By they weren’t the only ones spotting UFOs in 1952. Hundreds of reports were taken by the U.S. military from Americans reporting aerial anomalies like flying discs, glowing domes, bluish cylindrical craft and “dark wings.”
Carl Freund of the Fort Worth Press, a former News-Tribune staff member, told the Associated Press in April 1952 he observed about 50 “glowing objects” over the Tarrant County Courthouse during the day.
And it turns out, just days before the flying saucers hit the media, a Connally AFB civilian instructor named Joseph E. Civello and his wife reported their own close encounter at the Oaklawn Drive-In Theater.
According to the Air Force’s files, on April 2, 1952, Civello and his wife noted a “flaming, yellow object” approaching them overhead from the southwest. The fast-moving cylinder appeared to be emitting particles, some kind of stream of sparks, from its tail — a tail much longer than any jet aircraft he knew, he said. It was eerily silent to boot.

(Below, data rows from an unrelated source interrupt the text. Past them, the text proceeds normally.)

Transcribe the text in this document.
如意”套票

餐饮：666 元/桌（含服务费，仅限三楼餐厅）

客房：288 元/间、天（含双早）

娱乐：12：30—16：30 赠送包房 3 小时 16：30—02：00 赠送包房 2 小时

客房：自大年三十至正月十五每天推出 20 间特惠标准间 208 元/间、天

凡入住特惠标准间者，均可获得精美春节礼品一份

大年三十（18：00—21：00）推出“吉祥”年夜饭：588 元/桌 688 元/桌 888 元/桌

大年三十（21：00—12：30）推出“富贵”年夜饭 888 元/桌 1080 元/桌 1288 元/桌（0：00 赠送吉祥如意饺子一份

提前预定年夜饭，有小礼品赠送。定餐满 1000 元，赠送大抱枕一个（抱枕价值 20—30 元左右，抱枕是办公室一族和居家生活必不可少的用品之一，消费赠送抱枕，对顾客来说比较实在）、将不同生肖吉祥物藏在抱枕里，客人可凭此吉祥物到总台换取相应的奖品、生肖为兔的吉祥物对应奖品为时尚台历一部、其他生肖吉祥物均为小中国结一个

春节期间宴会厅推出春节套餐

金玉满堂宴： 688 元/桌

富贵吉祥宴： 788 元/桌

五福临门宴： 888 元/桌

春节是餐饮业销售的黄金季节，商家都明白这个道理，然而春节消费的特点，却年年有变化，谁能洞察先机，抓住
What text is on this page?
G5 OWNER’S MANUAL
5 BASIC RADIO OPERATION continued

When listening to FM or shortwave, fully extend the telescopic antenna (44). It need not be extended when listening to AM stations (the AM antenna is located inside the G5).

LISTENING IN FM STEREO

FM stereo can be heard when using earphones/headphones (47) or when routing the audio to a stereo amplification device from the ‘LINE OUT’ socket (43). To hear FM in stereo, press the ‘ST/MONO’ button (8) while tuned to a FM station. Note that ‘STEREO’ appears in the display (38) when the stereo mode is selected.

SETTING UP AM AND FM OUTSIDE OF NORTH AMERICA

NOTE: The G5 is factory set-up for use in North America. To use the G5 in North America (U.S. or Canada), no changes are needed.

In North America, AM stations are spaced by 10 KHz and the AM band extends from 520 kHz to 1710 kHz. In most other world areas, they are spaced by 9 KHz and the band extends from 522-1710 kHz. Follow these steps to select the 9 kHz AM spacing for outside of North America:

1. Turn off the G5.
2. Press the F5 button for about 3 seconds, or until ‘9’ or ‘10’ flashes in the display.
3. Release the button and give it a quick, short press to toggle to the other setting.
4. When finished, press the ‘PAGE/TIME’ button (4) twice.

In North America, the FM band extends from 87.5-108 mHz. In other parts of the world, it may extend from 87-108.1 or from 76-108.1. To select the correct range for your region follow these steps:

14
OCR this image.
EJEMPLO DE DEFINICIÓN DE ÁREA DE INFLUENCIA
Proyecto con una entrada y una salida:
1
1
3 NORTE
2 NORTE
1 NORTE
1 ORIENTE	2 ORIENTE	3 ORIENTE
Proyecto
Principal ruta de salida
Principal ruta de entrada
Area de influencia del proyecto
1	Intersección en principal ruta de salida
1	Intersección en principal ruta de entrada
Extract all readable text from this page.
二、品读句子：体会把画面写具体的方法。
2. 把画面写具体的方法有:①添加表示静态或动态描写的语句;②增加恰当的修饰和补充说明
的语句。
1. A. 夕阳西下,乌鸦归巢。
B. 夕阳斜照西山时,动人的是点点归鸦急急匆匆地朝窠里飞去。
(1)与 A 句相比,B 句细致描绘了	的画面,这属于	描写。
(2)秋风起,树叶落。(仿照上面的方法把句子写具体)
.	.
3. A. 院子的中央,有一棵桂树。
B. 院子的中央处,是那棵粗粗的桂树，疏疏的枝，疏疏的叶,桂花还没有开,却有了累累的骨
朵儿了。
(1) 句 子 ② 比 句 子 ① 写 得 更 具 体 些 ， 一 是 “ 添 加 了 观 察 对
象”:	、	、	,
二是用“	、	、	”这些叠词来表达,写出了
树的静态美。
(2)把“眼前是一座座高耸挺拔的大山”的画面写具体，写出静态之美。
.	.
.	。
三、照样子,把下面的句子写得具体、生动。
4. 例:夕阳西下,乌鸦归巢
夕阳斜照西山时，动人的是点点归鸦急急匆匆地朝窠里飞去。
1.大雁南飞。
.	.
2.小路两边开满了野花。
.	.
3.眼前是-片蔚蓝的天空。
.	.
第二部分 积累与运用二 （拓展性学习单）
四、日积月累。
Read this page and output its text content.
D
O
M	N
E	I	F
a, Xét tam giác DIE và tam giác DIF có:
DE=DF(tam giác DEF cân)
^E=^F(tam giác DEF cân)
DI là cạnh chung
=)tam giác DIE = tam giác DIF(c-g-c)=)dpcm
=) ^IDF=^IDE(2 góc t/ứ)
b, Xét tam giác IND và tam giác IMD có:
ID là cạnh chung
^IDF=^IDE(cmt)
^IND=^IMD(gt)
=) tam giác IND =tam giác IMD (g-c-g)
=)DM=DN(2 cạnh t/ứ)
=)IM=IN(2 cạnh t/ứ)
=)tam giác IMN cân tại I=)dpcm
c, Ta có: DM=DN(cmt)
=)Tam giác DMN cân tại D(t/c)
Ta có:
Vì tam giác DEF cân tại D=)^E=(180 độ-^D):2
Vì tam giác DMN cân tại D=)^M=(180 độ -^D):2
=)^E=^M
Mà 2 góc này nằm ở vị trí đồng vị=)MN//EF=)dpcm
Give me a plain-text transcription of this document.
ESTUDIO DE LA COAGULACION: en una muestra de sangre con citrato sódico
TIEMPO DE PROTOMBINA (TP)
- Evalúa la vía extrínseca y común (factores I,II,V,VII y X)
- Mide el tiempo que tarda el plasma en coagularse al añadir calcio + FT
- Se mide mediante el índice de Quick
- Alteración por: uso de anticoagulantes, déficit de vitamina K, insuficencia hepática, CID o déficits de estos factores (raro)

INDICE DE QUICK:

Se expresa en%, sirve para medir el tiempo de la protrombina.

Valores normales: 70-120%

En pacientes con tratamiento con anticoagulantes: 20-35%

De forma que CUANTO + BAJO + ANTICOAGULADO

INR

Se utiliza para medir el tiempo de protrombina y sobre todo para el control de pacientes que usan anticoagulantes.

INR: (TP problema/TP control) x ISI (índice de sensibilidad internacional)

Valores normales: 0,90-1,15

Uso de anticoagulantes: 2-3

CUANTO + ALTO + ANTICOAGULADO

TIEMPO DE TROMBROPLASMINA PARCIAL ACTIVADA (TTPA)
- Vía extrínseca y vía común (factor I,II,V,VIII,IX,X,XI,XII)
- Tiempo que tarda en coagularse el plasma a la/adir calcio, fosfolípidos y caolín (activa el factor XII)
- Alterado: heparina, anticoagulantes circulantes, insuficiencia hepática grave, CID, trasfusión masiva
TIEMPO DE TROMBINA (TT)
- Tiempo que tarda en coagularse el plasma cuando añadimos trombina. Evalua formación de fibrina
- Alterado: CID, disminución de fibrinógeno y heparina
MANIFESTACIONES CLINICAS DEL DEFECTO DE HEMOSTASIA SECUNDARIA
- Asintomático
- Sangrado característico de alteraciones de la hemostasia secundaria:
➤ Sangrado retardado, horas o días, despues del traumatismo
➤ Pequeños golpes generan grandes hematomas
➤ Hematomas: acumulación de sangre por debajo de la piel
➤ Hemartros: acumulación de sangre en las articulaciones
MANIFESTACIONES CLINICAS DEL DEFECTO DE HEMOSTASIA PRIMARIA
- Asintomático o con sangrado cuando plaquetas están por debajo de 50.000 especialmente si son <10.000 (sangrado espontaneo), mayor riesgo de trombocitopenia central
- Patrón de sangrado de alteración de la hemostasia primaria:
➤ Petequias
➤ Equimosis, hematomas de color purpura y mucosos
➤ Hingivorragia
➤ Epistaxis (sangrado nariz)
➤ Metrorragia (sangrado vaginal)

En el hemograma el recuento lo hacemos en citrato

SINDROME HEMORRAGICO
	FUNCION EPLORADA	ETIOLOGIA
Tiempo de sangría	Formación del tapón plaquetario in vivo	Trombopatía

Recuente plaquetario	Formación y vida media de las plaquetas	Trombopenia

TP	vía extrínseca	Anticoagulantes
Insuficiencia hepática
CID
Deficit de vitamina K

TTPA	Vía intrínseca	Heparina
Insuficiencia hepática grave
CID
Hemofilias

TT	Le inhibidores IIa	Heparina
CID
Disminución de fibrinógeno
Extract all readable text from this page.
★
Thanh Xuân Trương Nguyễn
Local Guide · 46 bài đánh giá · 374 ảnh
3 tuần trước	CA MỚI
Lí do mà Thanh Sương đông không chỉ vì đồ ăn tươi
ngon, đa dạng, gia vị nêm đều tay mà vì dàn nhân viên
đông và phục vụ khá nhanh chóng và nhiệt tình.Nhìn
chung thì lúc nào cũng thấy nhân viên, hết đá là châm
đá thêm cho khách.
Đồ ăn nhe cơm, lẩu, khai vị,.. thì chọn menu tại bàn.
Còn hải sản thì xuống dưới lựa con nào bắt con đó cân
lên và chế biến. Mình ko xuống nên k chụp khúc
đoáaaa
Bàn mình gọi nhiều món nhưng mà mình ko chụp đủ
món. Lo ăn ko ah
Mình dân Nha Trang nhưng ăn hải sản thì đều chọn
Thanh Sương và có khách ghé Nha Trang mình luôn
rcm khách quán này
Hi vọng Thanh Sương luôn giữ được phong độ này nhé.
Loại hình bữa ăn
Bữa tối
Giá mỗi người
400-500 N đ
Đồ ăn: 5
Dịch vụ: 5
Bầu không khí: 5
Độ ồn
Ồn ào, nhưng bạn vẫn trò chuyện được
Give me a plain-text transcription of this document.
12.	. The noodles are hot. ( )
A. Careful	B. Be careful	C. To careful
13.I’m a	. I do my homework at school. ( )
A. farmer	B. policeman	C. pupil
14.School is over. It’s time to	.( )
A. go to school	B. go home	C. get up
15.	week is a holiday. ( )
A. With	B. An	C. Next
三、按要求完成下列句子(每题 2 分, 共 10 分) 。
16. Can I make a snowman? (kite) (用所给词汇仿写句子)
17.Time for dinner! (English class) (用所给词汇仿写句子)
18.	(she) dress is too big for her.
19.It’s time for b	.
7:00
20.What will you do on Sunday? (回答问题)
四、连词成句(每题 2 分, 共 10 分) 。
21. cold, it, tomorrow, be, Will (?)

On April 24, 1952, Leslie M. Parks of Waco, who worked for Tom Cuff Electrical Contracting Co., was watching a movie at the Oaklawn with his wife when he saw two groups of glowing tangerine discs cross the night sky.
Another dozen or so strange sightings were recorded that spring and summer in Waco.
In late September, according to the newspapers’ archives, the furor was about over. The Times-Herald received a postcard from an anonymous source who claimed a Waco citizen had figured out the flying saucer, “motors and all,” and wanted to get his blueprints to the Army “for help in the atomic field,” but didn’t know how to go about it.
Waco’s newspapers made merry of astronomical oddities throughout the months with reports of the nightly sky shows, dubbing the unidentified flying objects as “flying pumpkinheads,” “glowjoes” and “thingamadodgers.” They joked that the new city manager’s first order of businesses needed to be attacking the plague of sky-skippers. North Highway 81 was dubbed Flying Saucer Row.
tjryan@wacotrib.com
757-5746
TexasEscapes.com image
A Jenny aircraft, as seen in this Waco postcard depicting Rich Field, was the only flying object air cadets cared to see in the skies of Texas in 1918.
Almost 30 years before the Roswell incident, the daring young men in the flying machines at Rich Field reported a mysterious object in the skies over Waco.
BibleUFO.com includes a 1918 account by Edwin Bauhan, a serviceman at Rich Field in Waco, who reportedly observed a 100- to 150-foot-long cigar-shaped object after leaving the mess hall with his comrades.
"It came directly overhead, and was no more than 500-feet-high, so we got an excellent view of it. It had no motors, no rigging, it was noiseless, a rose or sort of flame color. I could observe no windows. We all experienced the weirdest feeling of our lives, and sat in our tent puzzling over it for some time," the account noted.